A bientôt tout le monde... en espérant revenir reposé si ce n'est bronzé.
Ciao tutti,
Monsieur Jean
PS : oui, aujourd'hui, j'ai un peu abusé d'un mot de huit lettres et qui désigne un temps de repos excédant quelques jours, accordé légalement aux employés et aux salariés (et aux fonctionnaires comme moi aussi), bref, un repos, une cessation des occupations et du travail ordinaire. Oui, je le concède ; mais je l'assume aussi assez bien !
* bientôt dans le Petit Robert :
BLOGORRHEE [blogore] n. f. - 2005 ; de blog- et -rrhée ¤ LITTER. ou MED. Flux numérique de paroles inutiles ; besoin irrésistible, morbide de polluer internet avec des propos dérisoires et superflus. - COUR. Post trop abondant et sans intérêt. - Adj. et n.
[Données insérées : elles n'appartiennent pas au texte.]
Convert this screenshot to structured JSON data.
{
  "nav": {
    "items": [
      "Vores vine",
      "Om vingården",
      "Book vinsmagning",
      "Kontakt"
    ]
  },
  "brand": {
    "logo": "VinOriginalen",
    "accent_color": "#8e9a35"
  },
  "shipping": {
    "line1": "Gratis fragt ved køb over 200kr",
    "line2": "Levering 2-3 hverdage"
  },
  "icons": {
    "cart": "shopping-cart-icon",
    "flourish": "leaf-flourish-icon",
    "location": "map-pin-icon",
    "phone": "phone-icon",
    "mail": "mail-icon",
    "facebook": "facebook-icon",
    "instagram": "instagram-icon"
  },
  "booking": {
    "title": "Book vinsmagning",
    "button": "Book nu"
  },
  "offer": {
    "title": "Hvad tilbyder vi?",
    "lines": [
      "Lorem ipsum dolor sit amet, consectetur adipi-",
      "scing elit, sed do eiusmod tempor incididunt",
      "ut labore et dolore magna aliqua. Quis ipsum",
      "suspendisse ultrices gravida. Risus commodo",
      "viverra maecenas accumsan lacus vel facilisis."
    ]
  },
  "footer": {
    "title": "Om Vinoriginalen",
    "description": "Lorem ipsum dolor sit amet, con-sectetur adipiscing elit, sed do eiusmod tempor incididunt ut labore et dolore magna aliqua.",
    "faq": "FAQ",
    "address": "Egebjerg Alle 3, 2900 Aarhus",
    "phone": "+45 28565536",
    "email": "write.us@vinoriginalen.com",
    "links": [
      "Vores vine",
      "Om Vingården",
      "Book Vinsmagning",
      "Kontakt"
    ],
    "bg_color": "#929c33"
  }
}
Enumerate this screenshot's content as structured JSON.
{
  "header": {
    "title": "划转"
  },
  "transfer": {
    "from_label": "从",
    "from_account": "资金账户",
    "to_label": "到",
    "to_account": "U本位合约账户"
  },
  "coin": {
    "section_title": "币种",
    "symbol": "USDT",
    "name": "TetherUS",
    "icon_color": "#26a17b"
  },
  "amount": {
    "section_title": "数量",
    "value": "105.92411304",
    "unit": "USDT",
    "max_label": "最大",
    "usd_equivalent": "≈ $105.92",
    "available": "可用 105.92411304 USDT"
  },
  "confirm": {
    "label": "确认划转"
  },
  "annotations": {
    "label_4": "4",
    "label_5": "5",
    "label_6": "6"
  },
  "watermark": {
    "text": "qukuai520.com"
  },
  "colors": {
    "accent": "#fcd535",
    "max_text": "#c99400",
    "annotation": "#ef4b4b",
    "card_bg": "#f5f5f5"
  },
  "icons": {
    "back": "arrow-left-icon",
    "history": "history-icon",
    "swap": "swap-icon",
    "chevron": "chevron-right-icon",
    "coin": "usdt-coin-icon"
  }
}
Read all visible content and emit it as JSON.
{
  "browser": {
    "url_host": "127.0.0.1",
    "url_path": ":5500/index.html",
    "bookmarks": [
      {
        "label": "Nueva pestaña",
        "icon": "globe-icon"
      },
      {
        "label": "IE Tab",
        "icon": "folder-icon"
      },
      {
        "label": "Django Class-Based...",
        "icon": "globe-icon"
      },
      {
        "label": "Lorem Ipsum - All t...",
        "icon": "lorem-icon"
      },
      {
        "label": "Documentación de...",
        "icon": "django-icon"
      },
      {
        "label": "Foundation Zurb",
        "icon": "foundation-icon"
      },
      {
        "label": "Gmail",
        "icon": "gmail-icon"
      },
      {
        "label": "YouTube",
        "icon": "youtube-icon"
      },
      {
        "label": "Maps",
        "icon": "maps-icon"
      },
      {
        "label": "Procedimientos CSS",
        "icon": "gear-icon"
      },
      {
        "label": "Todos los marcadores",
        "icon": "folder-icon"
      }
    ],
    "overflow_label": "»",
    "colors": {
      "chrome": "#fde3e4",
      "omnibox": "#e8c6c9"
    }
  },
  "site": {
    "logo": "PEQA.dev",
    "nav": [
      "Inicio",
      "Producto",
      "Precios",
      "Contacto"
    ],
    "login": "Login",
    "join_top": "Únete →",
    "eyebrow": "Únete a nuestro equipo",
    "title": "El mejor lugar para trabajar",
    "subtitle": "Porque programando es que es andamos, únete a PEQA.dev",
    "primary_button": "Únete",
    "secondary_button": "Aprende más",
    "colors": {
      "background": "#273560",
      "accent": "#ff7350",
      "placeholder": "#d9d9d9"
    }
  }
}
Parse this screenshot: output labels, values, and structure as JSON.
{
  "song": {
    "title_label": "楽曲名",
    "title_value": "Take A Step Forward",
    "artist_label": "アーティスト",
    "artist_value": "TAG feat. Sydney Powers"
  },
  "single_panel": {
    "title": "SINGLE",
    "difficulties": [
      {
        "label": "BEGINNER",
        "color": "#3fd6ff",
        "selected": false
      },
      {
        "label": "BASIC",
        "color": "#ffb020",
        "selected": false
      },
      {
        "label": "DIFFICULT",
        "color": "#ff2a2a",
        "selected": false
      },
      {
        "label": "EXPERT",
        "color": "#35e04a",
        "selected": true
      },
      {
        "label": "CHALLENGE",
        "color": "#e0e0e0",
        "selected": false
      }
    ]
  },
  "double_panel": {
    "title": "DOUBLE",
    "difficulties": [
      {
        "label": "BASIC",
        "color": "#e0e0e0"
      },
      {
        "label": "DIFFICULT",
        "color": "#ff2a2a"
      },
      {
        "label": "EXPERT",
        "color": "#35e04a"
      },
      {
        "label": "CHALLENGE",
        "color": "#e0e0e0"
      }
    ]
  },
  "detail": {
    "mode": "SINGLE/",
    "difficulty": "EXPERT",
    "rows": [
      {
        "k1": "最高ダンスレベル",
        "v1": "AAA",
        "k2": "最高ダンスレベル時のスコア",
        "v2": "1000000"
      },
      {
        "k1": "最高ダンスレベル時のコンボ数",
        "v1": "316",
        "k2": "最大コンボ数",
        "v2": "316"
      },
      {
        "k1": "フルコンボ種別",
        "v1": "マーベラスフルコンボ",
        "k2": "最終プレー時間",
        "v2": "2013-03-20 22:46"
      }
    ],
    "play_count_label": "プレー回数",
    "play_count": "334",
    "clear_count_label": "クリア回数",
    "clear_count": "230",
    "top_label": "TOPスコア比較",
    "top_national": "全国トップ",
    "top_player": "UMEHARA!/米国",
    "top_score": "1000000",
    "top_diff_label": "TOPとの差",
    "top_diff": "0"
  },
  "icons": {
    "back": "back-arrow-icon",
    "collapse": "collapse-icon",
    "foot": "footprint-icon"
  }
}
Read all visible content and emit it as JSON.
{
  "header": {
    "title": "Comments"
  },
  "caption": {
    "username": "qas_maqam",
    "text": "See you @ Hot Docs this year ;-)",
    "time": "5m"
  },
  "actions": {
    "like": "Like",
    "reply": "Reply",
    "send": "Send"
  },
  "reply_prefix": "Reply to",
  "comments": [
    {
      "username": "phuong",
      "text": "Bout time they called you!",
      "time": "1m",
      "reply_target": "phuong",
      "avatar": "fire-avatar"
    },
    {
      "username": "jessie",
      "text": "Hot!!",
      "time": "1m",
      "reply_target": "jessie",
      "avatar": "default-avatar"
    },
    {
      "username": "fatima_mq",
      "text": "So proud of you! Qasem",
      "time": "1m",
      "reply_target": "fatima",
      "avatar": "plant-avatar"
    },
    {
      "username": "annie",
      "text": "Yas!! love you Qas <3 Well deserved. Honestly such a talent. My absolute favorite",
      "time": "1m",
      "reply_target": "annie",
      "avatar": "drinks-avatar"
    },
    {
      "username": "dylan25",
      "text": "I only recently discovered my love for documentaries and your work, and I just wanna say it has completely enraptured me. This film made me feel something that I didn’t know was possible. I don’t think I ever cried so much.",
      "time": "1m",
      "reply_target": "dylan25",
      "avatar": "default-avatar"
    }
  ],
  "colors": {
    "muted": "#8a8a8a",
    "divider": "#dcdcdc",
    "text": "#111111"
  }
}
BLOGORRHEIQUE.
Resume blogging
Ce soir, une nouvelle entrée dans la rubrique "salles obscures" (je passe sur le succès hollywoodien -années 60- en resortie nationale de jeudi dernier Qu'as tu fais à la guerre, "Papa" ? de B. Edwards... demandez à O pour une critique enthousiate de ce petit film décalé, loufoque et absurde à l'humour pas tout à fait assumé, ou comment la guerre est un drôle de truc pas sérieux).
La moustache d'E. Carrère
Un film sur l'absurde, mais pas pareil. Ici, le réalisateur nous promène ad nauseum dans une histoire aberrante mais trop réelle. Il nous emmène là où nous ne voudrions pas être : trop près d'un type qui perd pied, sournoisement. On est condamné à osciller, avec Marc, entre incrédulité et folie, obsédé par un détail qui cloche. Se raser une moustache bien réelle dont personne ne se souvient. Plonger dans la démence, sans vraiment savoir que l'on devient fou mais sans l'ignorer non plus. S'égarer à la frontière du sens et du non-sens. Prendre le ferry de Kowloon à Hong Kong ; deux, dix, vingt, trente fois. Se perdre pour tenter de se retrouver... se perdre, être retrouvé mais se perdre. (NdE : ce paragraphe obscure est à l'image du film : l'incompréhension est un ressort puissant !)
Pour résumer :
- en une réplique : Agnès, la femme de Marc "c'est comme quand on est flippé, il faut se dire que ça va s'arrêter".
- en un adjectif : kafkaïen
- en un anglicisme : totalement insane
- en un signe de ponctuation : ?
- en deux signes de ponctuation : ?!
- en deux mots : absurde et lourd (mais réussi)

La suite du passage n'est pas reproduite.